Empirical research on behavioral marital therapy (BMT) was reviewed and it was concluded that BMT, with its emphasis on working on a strictly behavioral level with married couples, was an effective form of therapy. Six component analysis studies were then examined which showed a general trend in the studies indicating that strictly behavioral interventions could be made more effective as cognitive and affective elements of marital interactions were addressed. Correlational research studies on some of these cognitive and affective elements were reviewed to demonstrate how they affect marital interaction.
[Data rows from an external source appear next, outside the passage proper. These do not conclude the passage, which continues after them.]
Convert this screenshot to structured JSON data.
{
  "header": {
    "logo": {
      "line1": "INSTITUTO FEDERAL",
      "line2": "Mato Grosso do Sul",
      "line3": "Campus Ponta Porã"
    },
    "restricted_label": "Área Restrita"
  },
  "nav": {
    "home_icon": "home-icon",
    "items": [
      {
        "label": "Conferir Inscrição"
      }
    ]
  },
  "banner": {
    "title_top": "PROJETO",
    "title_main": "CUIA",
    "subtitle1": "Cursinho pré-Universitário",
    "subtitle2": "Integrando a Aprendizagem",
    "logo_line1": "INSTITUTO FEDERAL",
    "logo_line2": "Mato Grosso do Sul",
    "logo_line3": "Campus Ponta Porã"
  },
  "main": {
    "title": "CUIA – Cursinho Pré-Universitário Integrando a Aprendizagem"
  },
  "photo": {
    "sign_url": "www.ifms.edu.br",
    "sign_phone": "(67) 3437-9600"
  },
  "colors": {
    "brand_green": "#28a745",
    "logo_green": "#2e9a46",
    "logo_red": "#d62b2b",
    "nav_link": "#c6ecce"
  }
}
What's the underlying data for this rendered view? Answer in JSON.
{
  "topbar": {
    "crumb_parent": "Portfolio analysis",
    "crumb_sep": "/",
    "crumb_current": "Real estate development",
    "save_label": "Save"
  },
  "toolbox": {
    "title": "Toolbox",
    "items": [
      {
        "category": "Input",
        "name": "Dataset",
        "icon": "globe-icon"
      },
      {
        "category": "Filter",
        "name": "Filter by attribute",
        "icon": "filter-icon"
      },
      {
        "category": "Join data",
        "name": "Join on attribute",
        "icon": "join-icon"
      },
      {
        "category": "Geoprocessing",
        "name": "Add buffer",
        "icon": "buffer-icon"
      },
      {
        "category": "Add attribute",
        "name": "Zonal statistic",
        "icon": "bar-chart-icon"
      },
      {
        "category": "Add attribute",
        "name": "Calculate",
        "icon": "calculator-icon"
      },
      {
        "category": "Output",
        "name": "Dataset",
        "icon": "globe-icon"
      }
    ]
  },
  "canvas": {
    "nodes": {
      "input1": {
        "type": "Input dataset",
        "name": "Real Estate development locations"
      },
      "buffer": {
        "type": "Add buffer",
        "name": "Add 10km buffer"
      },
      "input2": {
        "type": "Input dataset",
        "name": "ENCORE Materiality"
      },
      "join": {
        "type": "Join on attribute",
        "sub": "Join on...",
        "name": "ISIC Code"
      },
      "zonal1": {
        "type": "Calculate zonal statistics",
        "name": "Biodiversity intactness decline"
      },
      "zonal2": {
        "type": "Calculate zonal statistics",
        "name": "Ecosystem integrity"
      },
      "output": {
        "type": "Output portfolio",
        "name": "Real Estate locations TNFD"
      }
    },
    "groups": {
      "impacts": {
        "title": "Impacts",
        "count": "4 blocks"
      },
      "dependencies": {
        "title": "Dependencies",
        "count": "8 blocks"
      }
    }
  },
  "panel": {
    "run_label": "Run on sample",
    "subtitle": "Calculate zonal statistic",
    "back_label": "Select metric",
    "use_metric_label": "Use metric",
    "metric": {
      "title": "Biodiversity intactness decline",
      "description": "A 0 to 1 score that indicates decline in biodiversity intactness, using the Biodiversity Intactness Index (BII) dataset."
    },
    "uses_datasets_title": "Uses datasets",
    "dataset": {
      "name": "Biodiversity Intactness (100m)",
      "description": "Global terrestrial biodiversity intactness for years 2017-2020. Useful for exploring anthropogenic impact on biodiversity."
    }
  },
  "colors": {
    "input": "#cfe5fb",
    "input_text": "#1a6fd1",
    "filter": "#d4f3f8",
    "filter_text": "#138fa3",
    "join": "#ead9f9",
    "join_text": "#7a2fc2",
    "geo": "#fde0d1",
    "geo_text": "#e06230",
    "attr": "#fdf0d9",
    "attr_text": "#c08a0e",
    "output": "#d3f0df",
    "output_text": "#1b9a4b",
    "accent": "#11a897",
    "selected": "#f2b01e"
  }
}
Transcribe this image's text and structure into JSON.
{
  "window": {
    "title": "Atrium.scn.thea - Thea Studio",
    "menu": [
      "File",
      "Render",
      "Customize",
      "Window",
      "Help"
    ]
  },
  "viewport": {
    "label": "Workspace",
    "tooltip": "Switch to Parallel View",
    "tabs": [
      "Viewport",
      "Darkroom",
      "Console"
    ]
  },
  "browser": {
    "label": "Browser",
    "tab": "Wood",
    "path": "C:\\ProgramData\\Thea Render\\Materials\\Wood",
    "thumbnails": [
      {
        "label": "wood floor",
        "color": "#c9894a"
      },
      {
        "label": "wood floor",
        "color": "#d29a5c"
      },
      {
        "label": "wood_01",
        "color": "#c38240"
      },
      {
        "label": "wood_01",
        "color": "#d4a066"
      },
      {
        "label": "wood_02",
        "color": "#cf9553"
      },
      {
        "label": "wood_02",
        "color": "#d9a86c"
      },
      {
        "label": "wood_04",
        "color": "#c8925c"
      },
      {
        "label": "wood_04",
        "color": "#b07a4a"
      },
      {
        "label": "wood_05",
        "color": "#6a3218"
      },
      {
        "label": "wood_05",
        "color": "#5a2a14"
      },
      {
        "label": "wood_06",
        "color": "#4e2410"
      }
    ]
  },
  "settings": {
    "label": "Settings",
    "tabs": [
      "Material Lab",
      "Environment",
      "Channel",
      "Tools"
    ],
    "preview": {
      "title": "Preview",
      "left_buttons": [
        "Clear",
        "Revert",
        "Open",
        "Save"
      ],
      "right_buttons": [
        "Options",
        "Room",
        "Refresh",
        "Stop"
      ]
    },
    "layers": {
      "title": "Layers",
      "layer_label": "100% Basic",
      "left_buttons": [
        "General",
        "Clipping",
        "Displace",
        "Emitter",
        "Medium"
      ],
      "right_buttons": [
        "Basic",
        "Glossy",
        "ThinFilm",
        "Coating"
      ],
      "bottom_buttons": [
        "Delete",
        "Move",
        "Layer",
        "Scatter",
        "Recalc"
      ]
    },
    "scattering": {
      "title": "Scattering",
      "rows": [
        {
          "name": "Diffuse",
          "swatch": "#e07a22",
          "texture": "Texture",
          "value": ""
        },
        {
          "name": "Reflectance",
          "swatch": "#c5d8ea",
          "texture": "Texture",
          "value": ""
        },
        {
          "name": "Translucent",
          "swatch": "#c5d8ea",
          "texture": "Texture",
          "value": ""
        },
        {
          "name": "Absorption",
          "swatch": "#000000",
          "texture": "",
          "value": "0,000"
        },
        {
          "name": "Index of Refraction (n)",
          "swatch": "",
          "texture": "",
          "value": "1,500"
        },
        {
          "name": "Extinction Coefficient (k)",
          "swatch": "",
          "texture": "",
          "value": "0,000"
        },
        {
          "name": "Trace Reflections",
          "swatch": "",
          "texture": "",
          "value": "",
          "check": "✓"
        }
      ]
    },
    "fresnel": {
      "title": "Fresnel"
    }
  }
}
A review of six correlational studies examining cognitive elements revealed a high degree of irrational beliefs and causal attributions in distressed marriages. A review of six correlational studies examining affective elements illustrated the reciprocal and reactive nature of the affective elements in distressed marital interactions. While affective elements appeared to be more important in predicting marital satisfaction and in predicting the behavior of a spouse than were verbal/cognitive elements, an emphasis on both cognitive and affective elements could help to make BMT more effective. (NB)
Publication Type: Information Analyses
Education Level: N/A
Authoring Institution: N/A
Note: Doctor of Psychology Research Paper, Biola University, California.